The Windrush population, who had once laid claim to these few streets, had largely been pushed out of central Brixton and into the narrow capillaries around. There were few true black pubs left few places one could walk into on a Saturday afternoon and see young men playing dominoes, screaming, slapping their thighs, flipping open their mobiles to relay twists in the game to absent friends. Most of Coldharbour Lane catered to the new population, and Caffery and Souness chose a place near the square, the Satay Bar, with its mirrors and bird-of-paradise flowers in towering glass vases. They ordered Malay kebabs with rice cubes and two Singha beers, and sat at a tiny table next to the window. Souness sat comfortably, her jacket unbuttoned, her pager resting on the table between them.
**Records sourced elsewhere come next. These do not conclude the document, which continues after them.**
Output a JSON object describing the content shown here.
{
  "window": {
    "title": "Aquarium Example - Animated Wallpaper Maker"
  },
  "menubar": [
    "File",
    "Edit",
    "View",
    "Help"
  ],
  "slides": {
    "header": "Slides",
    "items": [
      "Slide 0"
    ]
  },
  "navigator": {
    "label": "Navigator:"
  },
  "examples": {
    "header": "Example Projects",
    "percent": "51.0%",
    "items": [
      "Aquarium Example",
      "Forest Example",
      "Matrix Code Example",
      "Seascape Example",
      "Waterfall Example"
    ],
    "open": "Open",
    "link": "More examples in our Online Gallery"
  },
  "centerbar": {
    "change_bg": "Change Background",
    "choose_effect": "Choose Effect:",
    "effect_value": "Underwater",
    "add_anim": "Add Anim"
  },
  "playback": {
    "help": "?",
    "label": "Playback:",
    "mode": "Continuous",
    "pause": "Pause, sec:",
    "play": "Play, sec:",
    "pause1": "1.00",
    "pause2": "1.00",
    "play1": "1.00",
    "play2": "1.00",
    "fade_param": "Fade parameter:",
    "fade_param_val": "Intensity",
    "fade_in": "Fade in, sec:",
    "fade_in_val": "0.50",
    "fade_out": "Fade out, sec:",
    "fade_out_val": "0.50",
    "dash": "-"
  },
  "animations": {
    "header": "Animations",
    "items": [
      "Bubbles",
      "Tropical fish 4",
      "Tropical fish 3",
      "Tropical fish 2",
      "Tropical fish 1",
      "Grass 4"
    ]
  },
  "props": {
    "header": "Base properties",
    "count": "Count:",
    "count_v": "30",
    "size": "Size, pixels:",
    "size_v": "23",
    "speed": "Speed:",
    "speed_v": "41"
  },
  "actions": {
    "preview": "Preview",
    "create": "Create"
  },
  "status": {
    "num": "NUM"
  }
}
"I like it here." She leaned forward a little and peered out of the window. "This road is so fucking trendy that if you sit still long enough, in your wee cave, once in a while a bit of A-list totty breaks cover. Saw Caprice out there once, I'm sure it was her, wearing these…" she sucked breath in through closed teeth and chopped her hands at the top of her thighs '… these red shorts, right up to here, and who's that one with the big tits? She gets fat like me now and then. You know. Big mouth."
"Dunno."
Souness smiled wryly and picked up a kebab. "First sign of depression that."
"What?"
"Losing interest in sex."
"I haven't lost interest in sex."
"Oh, aye," she pointed at him with the kebab, 'the day you die'll be the day you lose interest in sex, Jack Caffery."
"I'm just…" He unrolled his knife and fork and pulled his plate towards him. He looked at the food for a minute, then leaned forward, elbows on either side of the plate. "You've been in the force, Danni, what? Fifteen, sixteen years?"
"And the rest I know I've the face of a wee angel, but my thirty's only nine years away."